In the next decade, high school football–and the coinciding involvement of high school-aged student-athletes within it–will change dramatically. As the popularity of the sport dwindles because of issues like CTE and acts like the one proposed by Carol Sente, high schools will now longer boast football as its flagship program. Additionally, because of the previously mentioned decrease in numbers, a descent in school-sanctioned programs–especially those from schools that are not perennially successful in football–will soon follow. Perhaps the future football will look a lot like high school hockey’s current state, one where school districts or nearby high schools combine to form one unified team due to a lack of participants. Ultimately, we will look on today’s day and age, a time when football is still king in high school sports, and fondly remember them as the good old days of yesteryear. Unfortunately, the popularity of football as a desired sport, perhaps the desired sport,  among America’s youth is on its way out.  The lessons coveted by many, rooted in toughness and character, composure and camaraderie, will need a new conduit for young, competitive, disciplined boys.

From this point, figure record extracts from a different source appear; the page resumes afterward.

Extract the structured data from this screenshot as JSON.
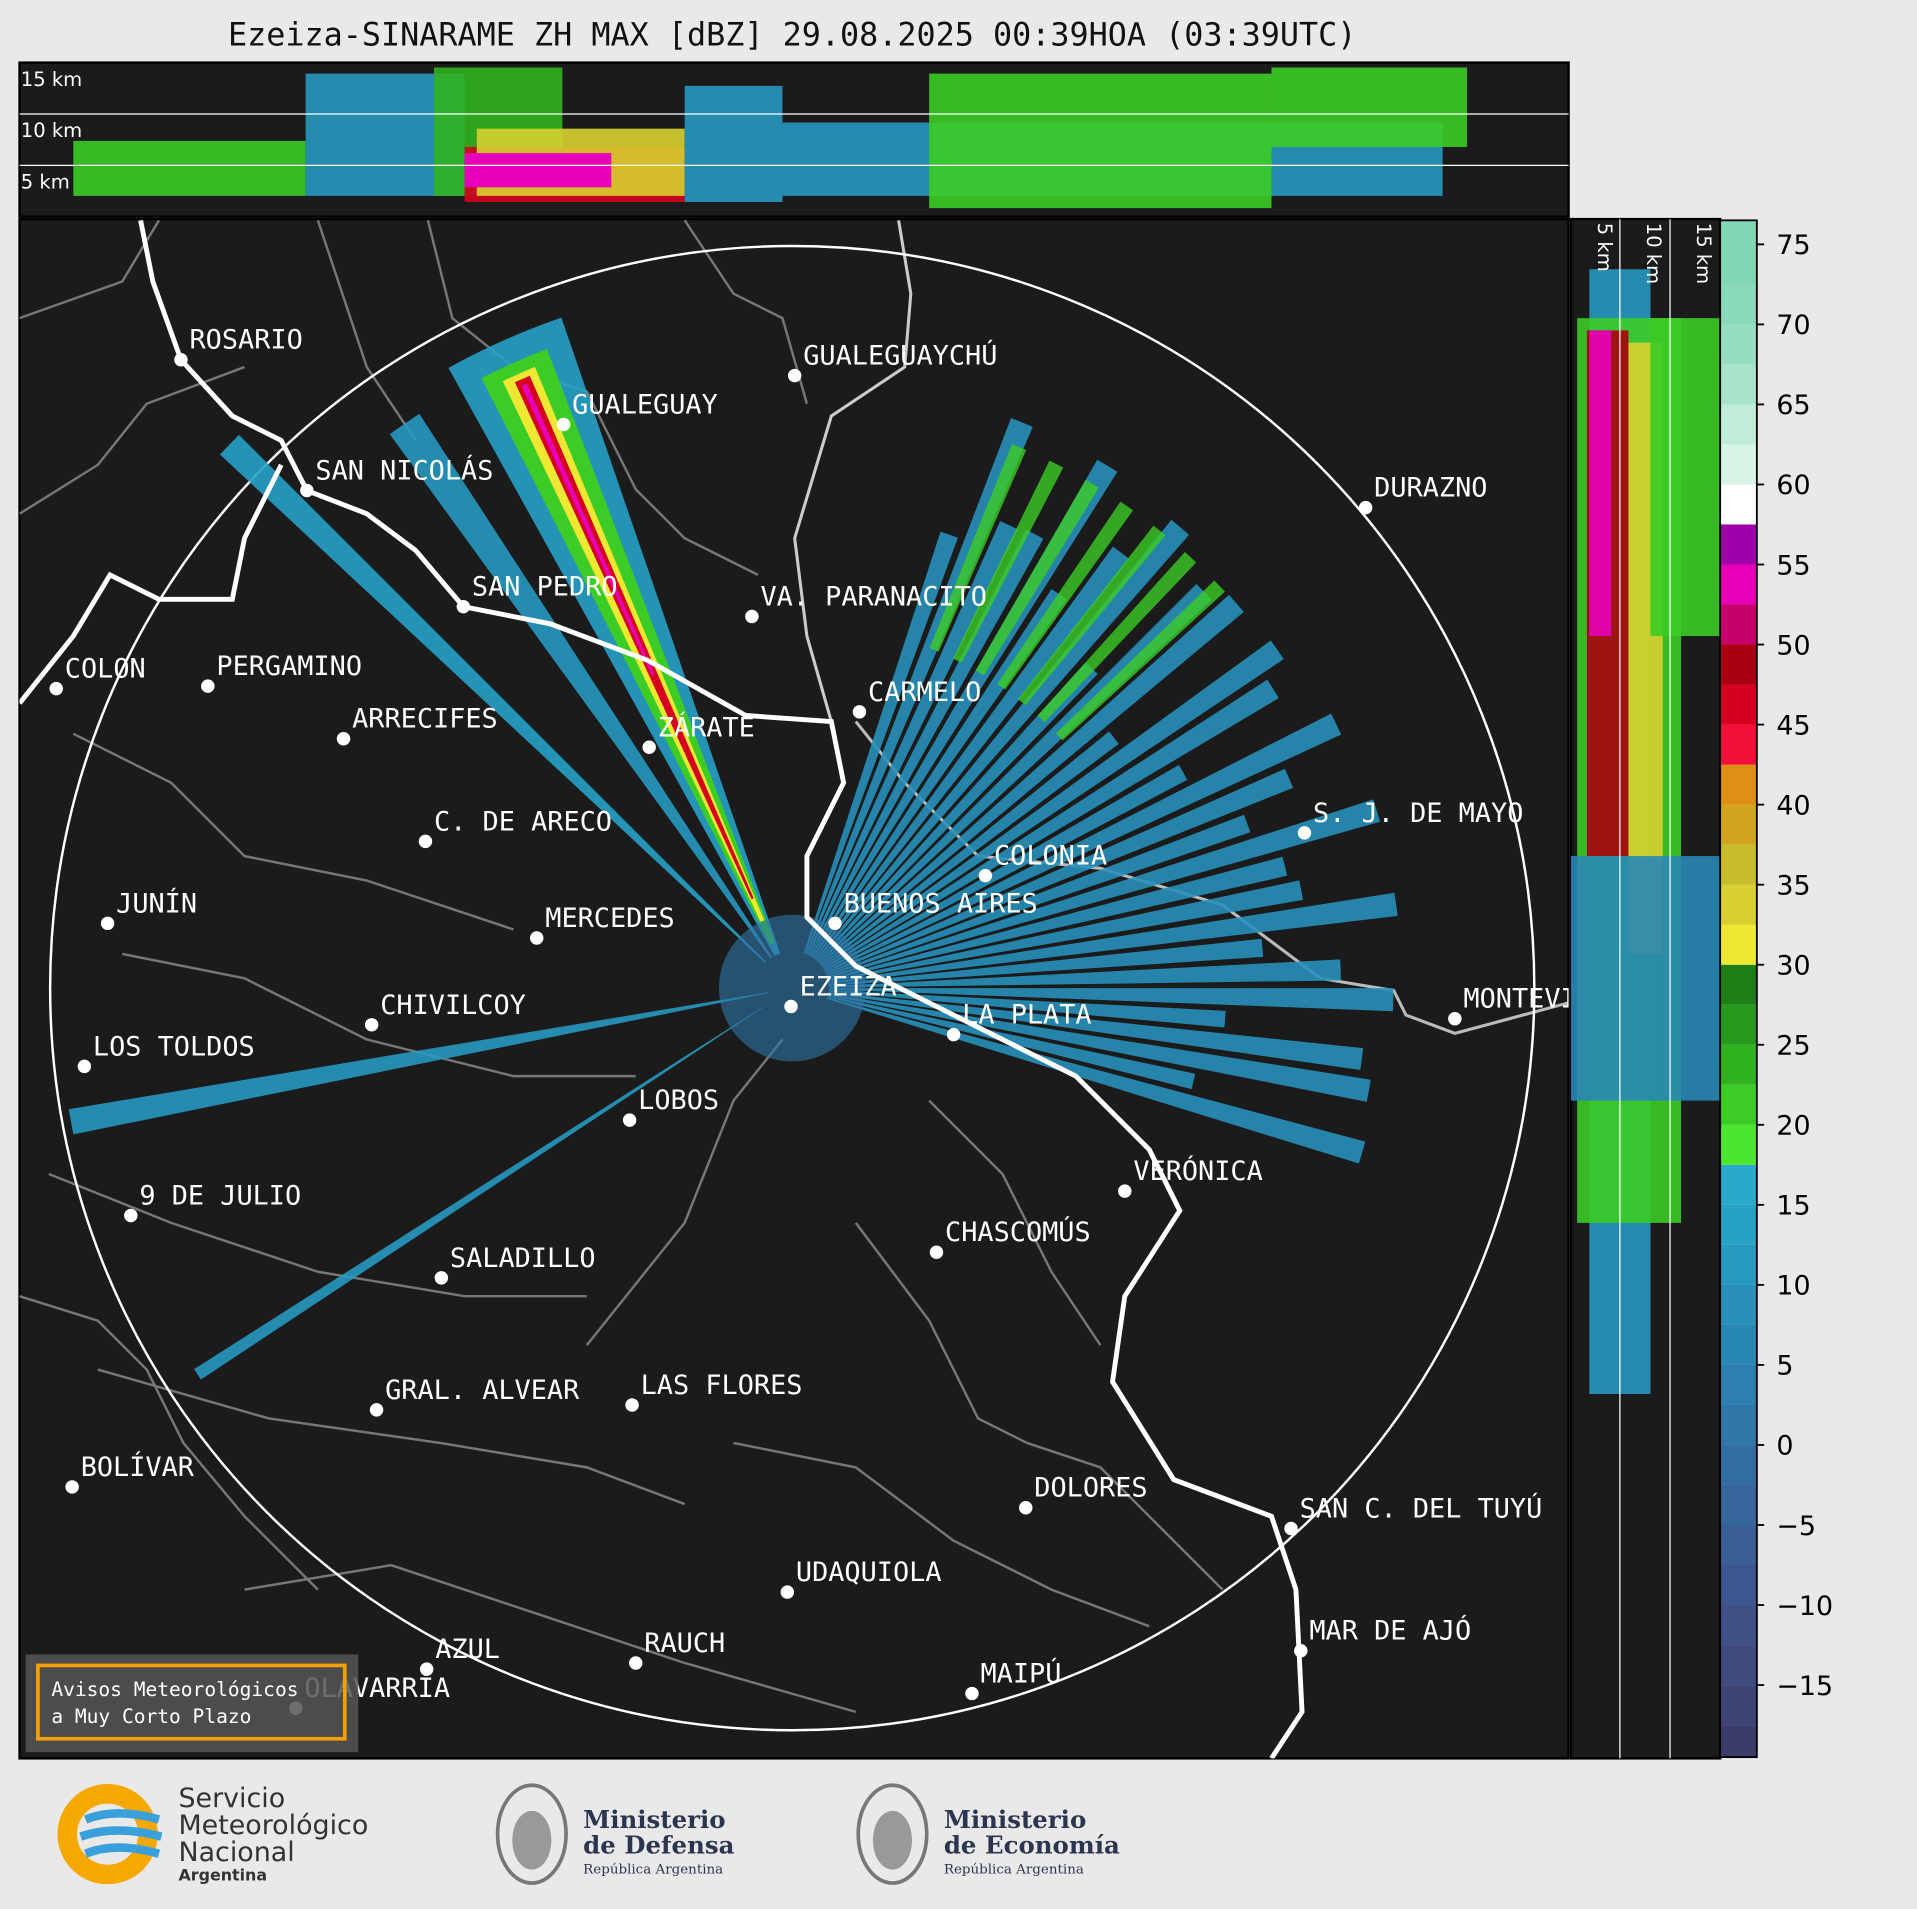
{
  "header": {
    "title": "Ezeiza-SINARAME ZH MAX [dBZ] 29.08.2025 00:39HOA (03:39UTC)"
  },
  "vertical_profiles": {
    "top_labels": [
      "15 km",
      "10 km",
      "5 km"
    ],
    "right_labels": [
      "5 km",
      "10 km",
      "15 km"
    ]
  },
  "map": {
    "cities": [
      "ROSARIO",
      "GUALEGUAYCHÚ",
      "GUALEGUAY",
      "SAN NICOLÁS",
      "DURAZNO",
      "SAN PEDRO",
      "VA. PARANACITO",
      "COLON",
      "PERGAMINO",
      "CARMELO",
      "ARRECIFES",
      "ZÁRATE",
      "S. J. DE MAYO",
      "C. DE ARECO",
      "COLONIA",
      "BUENOS AIRES",
      "JUNÍN",
      "MERCEDES",
      "EZEIZA",
      "MONTEVIDEO",
      "CHIVILCOY",
      "LA PLATA",
      "LOS TOLDOS",
      "LOBOS",
      "VERÓNICA",
      "9 DE JULIO",
      "CHASCOMÚS",
      "SALADILLO",
      "GRAL. ALVEAR",
      "LAS FLORES",
      "BOLÍVAR",
      "DOLORES",
      "SAN C. DEL TUYÚ",
      "UDAQUIOLA",
      "MAR DE AJÓ",
      "RAUCH",
      "AZUL",
      "OLAVARRÍA",
      "MAIPÚ"
    ]
  },
  "colorbar": {
    "lim": [
      -19.5,
      76.5
    ],
    "ticks": [
      {
        "value": -15,
        "label": "−15"
      },
      {
        "value": -10,
        "label": "−10"
      },
      {
        "value": -5,
        "label": "−5"
      },
      0,
      5,
      10,
      15,
      20,
      25,
      30,
      35,
      40,
      45,
      50,
      55,
      60,
      65,
      70,
      75
    ],
    "edges": [
      -19.5,
      -17.5,
      -15,
      -12.5,
      -10,
      -7.5,
      -5,
      -2.5,
      0,
      2.5,
      5,
      7.5,
      10,
      12.5,
      15,
      17.5,
      20,
      22.5,
      25,
      27.5,
      30,
      32.5,
      35,
      37.5,
      40,
      42.5,
      45,
      47.5,
      50,
      52.5,
      55,
      57.5,
      60,
      62.5,
      65,
      67.5,
      70,
      72.5,
      76.5
    ],
    "colors": [
      "#3a3d69",
      "#3d4474",
      "#3f4a7e",
      "#3f5087",
      "#3d568f",
      "#3a5e96",
      "#37669c",
      "#336ea3",
      "#2f77a9",
      "#2c7fb0",
      "#2987b5",
      "#2890ba",
      "#2798c0",
      "#27a1c6",
      "#27aacc",
      "#4de62f",
      "#3ccc26",
      "#30b21f",
      "#269a1c",
      "#1f7f17",
      "#efe832",
      "#d8d030",
      "#c7bd2c",
      "#d2a51f",
      "#df8f13",
      "#f0103a",
      "#d5001e",
      "#a80010",
      "#c6006b",
      "#e600b8",
      "#a000aa",
      "#ffffff",
      "#d8f4e6",
      "#c0ecd8",
      "#a8e4cc",
      "#95dec2",
      "#88dabb",
      "#80d8b5"
    ]
  },
  "notice": {
    "lines": [
      "Avisos Meteorológicos",
      "a Muy Corto Plazo"
    ]
  },
  "footer": {
    "smn": {
      "lines": [
        "Servicio",
        "Meteorológico",
        "Nacional"
      ],
      "country": "Argentina"
    },
    "defensa": {
      "lines": [
        "Ministerio",
        "de Defensa"
      ],
      "country": "República Argentina"
    },
    "economia": {
      "lines": [
        "Ministerio",
        "de Economía"
      ],
      "country": "República Argentina"
    }
  }
}
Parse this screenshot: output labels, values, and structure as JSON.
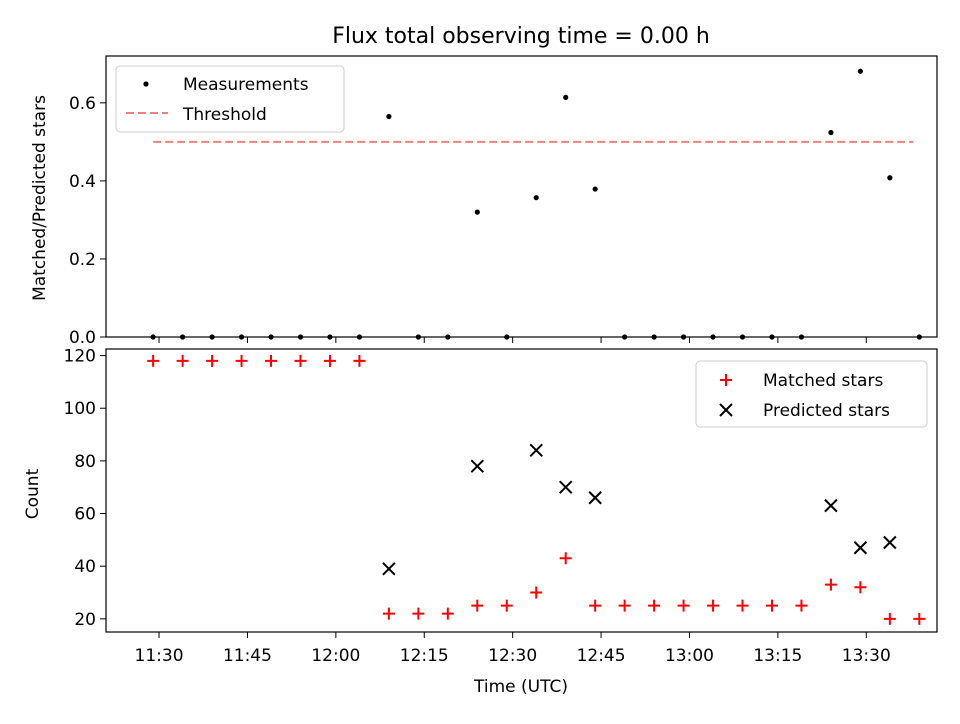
{
  "chart_data": [
    {
      "type": "scatter",
      "title": "Flux total observing time = 0.00 h",
      "xlabel": "",
      "ylabel": "Matched/Predicted stars",
      "ylim": [
        0,
        0.72
      ],
      "y_ticks": [
        "0.0",
        "0.2",
        "0.4",
        "0.6"
      ],
      "x_range": [
        "11:21",
        "13:42"
      ],
      "grid": false,
      "legend_position": "top-left",
      "threshold": 0.5,
      "threshold_x": [
        "11:29",
        "13:38"
      ],
      "series": [
        {
          "name": "Measurements",
          "marker": "dot",
          "color": "#000000",
          "points": [
            {
              "x": "11:29",
              "y": 0.0
            },
            {
              "x": "11:34",
              "y": 0.0
            },
            {
              "x": "11:39",
              "y": 0.0
            },
            {
              "x": "11:44",
              "y": 0.0
            },
            {
              "x": "11:49",
              "y": 0.0
            },
            {
              "x": "11:54",
              "y": 0.0
            },
            {
              "x": "11:59",
              "y": 0.0
            },
            {
              "x": "12:04",
              "y": 0.0
            },
            {
              "x": "12:09",
              "y": 0.565
            },
            {
              "x": "12:14",
              "y": 0.0
            },
            {
              "x": "12:19",
              "y": 0.0
            },
            {
              "x": "12:24",
              "y": 0.32
            },
            {
              "x": "12:29",
              "y": 0.0
            },
            {
              "x": "12:34",
              "y": 0.357
            },
            {
              "x": "12:39",
              "y": 0.614
            },
            {
              "x": "12:44",
              "y": 0.379
            },
            {
              "x": "12:49",
              "y": 0.0
            },
            {
              "x": "12:54",
              "y": 0.0
            },
            {
              "x": "12:59",
              "y": 0.0
            },
            {
              "x": "13:04",
              "y": 0.0
            },
            {
              "x": "13:09",
              "y": 0.0
            },
            {
              "x": "13:14",
              "y": 0.0
            },
            {
              "x": "13:19",
              "y": 0.0
            },
            {
              "x": "13:24",
              "y": 0.524
            },
            {
              "x": "13:29",
              "y": 0.681
            },
            {
              "x": "13:34",
              "y": 0.408
            },
            {
              "x": "13:39",
              "y": 0.0
            }
          ]
        },
        {
          "name": "Threshold",
          "marker": "dashed-line",
          "color": "#f08080",
          "values": [
            0.5
          ]
        }
      ]
    },
    {
      "type": "scatter",
      "title": "",
      "xlabel": "Time (UTC)",
      "ylabel": "Count",
      "ylim": [
        15,
        122.5
      ],
      "y_ticks": [
        "20",
        "40",
        "60",
        "80",
        "100",
        "120"
      ],
      "x_range": [
        "11:21",
        "13:42"
      ],
      "x_ticks": [
        "11:30",
        "11:45",
        "12:00",
        "12:15",
        "12:30",
        "12:45",
        "13:00",
        "13:15",
        "13:30"
      ],
      "grid": false,
      "legend_position": "top-right",
      "series": [
        {
          "name": "Matched stars",
          "marker": "plus",
          "color": "#ff0000",
          "points": [
            {
              "x": "11:29",
              "y": 118
            },
            {
              "x": "11:34",
              "y": 118
            },
            {
              "x": "11:39",
              "y": 118
            },
            {
              "x": "11:44",
              "y": 118
            },
            {
              "x": "11:49",
              "y": 118
            },
            {
              "x": "11:54",
              "y": 118
            },
            {
              "x": "11:59",
              "y": 118
            },
            {
              "x": "12:04",
              "y": 118
            },
            {
              "x": "12:09",
              "y": 22
            },
            {
              "x": "12:14",
              "y": 22
            },
            {
              "x": "12:19",
              "y": 22
            },
            {
              "x": "12:24",
              "y": 25
            },
            {
              "x": "12:29",
              "y": 25
            },
            {
              "x": "12:34",
              "y": 30
            },
            {
              "x": "12:39",
              "y": 43
            },
            {
              "x": "12:44",
              "y": 25
            },
            {
              "x": "12:49",
              "y": 25
            },
            {
              "x": "12:54",
              "y": 25
            },
            {
              "x": "12:59",
              "y": 25
            },
            {
              "x": "13:04",
              "y": 25
            },
            {
              "x": "13:09",
              "y": 25
            },
            {
              "x": "13:14",
              "y": 25
            },
            {
              "x": "13:19",
              "y": 25
            },
            {
              "x": "13:24",
              "y": 33
            },
            {
              "x": "13:29",
              "y": 32
            },
            {
              "x": "13:34",
              "y": 20
            },
            {
              "x": "13:39",
              "y": 20
            }
          ]
        },
        {
          "name": "Predicted stars",
          "marker": "x",
          "color": "#000000",
          "points": [
            {
              "x": "12:09",
              "y": 39
            },
            {
              "x": "12:24",
              "y": 78
            },
            {
              "x": "12:34",
              "y": 84
            },
            {
              "x": "12:39",
              "y": 70
            },
            {
              "x": "12:44",
              "y": 66
            },
            {
              "x": "13:24",
              "y": 63
            },
            {
              "x": "13:29",
              "y": 47
            },
            {
              "x": "13:34",
              "y": 49
            }
          ]
        }
      ]
    }
  ]
}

I understand where the Dave Duerson Act is coming from. There is validity in the brain issues down the road, especially at the college and professional level, but if the game is played the right way there’s no reason it can’t be safe for young people. Across the country, youngs kids benefit from the game immensely, as they learn about valuable skills that will help them as people in the future. In a day and age where opinions spread like wildfire, it is important that we think about the entire situation first before enacting legislation that could cause more problems than the one that currently exists.